Les défaillances du marché : quand la main invisible trébuche

(Ou : les situations où laisser le marché décider seul coûte très cher à tout le monde)


Les marchés libres sont souvent étonnamment efficaces : sans que personne ne planifie rien d’en haut, ils parviennent à coordonner des millions d’acheteurs et de vendeurs. Mais il existe des situations spécifiques où cette magie ne fonctionne tout simplement pas. On appelle ça des défaillances de marché.


Qu’est-ce qu’une défaillance de marché, exactement ?

C’est une situation où le marché, laissé seul, ne produit pas le résultat le plus efficace pour la société dans son ensemble. Ce n’est pas que “le marché est cassé” en général — c’est qu’il existe certaines conditions spécifiques dans lesquelles sa logique normale cesse de bien fonctionner.


Externalités : quand ta décision affecte quelqu’un qui n’a même pas participé

Une externalité se produit quand l’activité économique de quelqu’un affecte un tiers qui n’avait rien à voir avec cette transaction.

  • Externalité négative : une usine pollue une rivière. Ni l’usine ni ses clients ne paient directement pour ce dommage — ce sont des personnes qui n’ont même pas acheté le produit qui finissent par le payer.
  • Externalité positive : quelqu’un se fait vacciner, et ça réduit aussi le risque de contagion pour les gens autour de lui, même s’ils n’ont rien fait pour mériter ce bénéfice.

“Le marché est excellent pour calculer les coûts et bénéfices de ceux qui participent directement à une transaction. Il est bien pire pour calculer les coûts et bénéfices qui retombent sur ceux qui n’y participent pas.”

C’est pour ça que les États interviennent souvent avec des taxes sur les activités polluantes (pour que le “coût caché” se reflète dans le prix) ou des subventions pour les activités aux bénéfices sociaux larges (comme la vaccination) — le même type d’intervention qu’on utilise pour protéger l’environnement.


Biens publics : quand personne ne veut payer, mais tout le monde veut utiliser

Certains biens ont deux caractéristiques particulières : tu ne peux pas empêcher quelqu’un de les utiliser même s’il n’a pas payé pour eux (non-exclusion), et le fait qu’une personne les utilise ne réduit pas ce qui est disponible pour les autres (non-rivalité). L’éclairage public ou la défense nationale en sont des exemples classiques.

Le problème, c’est que si personne ne peut être exclu de leur usage, beaucoup de gens préfèrent ne pas payer et “profiter” du fait que d’autres paient (on appelle ça le problème du passager clandestin). Si tout le monde raisonne comme ça, le bien finit sans financement suffisant, même si toute la société bénéficierait de l’avoir. C’est pour ça que ce type de biens est généralement financé par des impôts obligatoires, pas par un achat volontaire.

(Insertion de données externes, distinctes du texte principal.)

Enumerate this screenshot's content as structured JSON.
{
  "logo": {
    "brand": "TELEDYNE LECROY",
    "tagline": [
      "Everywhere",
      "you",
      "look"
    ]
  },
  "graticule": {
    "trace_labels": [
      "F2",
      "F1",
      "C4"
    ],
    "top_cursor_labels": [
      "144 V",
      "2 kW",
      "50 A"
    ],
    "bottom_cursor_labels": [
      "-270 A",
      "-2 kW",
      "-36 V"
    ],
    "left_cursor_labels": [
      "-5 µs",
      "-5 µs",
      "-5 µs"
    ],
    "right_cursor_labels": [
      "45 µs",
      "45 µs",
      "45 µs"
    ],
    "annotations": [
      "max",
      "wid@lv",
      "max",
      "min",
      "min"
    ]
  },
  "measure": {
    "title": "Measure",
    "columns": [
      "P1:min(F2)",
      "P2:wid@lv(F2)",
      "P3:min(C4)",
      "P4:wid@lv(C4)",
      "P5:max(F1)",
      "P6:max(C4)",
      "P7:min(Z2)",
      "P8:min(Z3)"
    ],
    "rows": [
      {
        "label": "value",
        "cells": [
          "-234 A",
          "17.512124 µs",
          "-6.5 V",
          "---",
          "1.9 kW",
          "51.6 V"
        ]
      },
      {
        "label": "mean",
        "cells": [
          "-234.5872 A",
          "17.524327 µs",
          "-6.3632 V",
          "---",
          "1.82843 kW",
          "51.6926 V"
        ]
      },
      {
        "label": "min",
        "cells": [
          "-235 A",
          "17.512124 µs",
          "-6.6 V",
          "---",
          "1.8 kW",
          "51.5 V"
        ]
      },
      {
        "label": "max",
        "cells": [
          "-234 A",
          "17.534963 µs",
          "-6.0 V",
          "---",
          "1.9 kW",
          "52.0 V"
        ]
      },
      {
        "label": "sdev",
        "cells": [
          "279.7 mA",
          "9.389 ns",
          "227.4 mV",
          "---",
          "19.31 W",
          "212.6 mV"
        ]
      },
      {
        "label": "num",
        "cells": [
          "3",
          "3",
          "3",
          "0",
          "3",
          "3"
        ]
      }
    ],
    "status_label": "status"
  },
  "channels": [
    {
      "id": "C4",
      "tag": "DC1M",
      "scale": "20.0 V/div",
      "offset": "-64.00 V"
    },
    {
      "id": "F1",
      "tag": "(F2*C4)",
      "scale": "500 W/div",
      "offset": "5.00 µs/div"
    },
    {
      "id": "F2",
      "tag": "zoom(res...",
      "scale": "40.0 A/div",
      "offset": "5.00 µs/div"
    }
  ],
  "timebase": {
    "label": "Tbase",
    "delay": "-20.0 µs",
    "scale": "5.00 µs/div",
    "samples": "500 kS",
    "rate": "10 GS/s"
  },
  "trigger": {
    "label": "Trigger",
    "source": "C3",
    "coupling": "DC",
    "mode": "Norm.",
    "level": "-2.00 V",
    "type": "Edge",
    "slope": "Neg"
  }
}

Information asymétrique : quand l’un en sait plus que l’autre

Un marché fonctionne mieux quand acheteur et vendeur ont une information similaire. Mais dans beaucoup de cas, une partie en sait bien plus que l’autre : le vendeur d’une voiture d’occasion sait si elle a des problèmes cachés ; toi, en tant qu’acheteur, non. Cette différence d’information peut mener à de mauvaises décisions, voire à l’effondrement de marchés entiers, parce que les acheteurs, méfiants, finissent par proposer des prix bas “au cas où”, et ça pousse les bons vendeurs à préférer ne pas vendre là.


Pouvoir de marché : quand la concurrence n’existe pas vraiment

On a déjà vu en détail les monopoles et oligopoles : ils cassent le mécanisme concurrentiel qui maintient normalement les prix efficaces, permettant à quelques entreprises de fixer des prix plus élevés et de produire moins que ce qu’un marché concurrentiel produirait.


Que faire face à une défaillance de marché ?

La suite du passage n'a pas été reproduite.